Drive a Crooked Road (Richard Quine / U.S., 1954):

The opening titles zero in on the second-place racing trophy on a nightstand, pointing up the link to Ludwig's The Big Wheel. The mechanic (Mickey Rooney) "lives alone and hates it," runty and scarred and so dispirited when it comes to the opposite sex that he barely moves a muscle while his garage pals whistle at comely passersby. Le Mans is the dream, a pretty gal's attention is as elusive, and yet there's the gorgeous customer (Dianne Foster) inviting him over to Malibu Beach. "Money, money, money. It's the old problem, isn't it," sighs her accomplice (Kevin McCarthy), twenty miles of treacherous road stand between him and freedom after a bank robbery. The grease monkey makes for an adroit getaway driver, which elucidates the unexpected romance with the remorseful moll: "We had to hook you and hook you good, and I was just the little girl for the job." An exceptionally sharp Blake Edwards blueprint, from which Richard Quine extracts a beautifully low-key picture of Palm Springs and the lonesome desert under its asphalt. The protagonist is an awkward square who lies back in his tiny flat and dreamily sniffs the handkerchief he filched from the lady's glove compartment, "never had a toothache in my life, not even a filling," Rooney gives him pockets of suspicion and melancholia in a taut job of underplaying.
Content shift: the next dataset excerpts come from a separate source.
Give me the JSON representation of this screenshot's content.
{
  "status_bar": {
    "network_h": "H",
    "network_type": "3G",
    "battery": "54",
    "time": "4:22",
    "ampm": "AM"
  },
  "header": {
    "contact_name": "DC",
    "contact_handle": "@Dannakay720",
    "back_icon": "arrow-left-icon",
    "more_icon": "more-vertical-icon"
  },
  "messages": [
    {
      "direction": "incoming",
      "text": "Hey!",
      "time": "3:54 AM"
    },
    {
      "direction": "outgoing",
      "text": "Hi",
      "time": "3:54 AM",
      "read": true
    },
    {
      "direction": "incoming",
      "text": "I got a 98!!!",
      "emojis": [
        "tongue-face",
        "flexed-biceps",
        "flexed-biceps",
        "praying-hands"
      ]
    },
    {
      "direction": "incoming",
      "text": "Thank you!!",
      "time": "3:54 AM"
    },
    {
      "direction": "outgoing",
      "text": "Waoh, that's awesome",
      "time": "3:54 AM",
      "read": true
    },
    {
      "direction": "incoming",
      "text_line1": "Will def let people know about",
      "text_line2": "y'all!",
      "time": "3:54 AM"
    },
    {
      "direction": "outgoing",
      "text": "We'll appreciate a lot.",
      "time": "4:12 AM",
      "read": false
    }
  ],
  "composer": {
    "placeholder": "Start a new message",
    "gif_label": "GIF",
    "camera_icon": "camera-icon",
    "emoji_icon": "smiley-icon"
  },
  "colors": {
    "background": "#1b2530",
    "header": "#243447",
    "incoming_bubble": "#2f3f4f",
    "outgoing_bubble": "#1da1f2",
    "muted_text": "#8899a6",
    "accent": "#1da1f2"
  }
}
The dash across dusty curves is carefully studied in a projection room ("How many times can you look at this? Movies must be better than ever"), and reworked by Siegel in The Killers. Meanwhile, the pain of betrayal gradually weighs on the heroine: "Everything seems to be out of shape, soiled," everybody's story. The car on the shore reappears soon enough in Bob le Flambeur. With Jack Kelly, Harry Landers, Jerry Paris, Paul Picerni, and Dick Crockett. In black and white.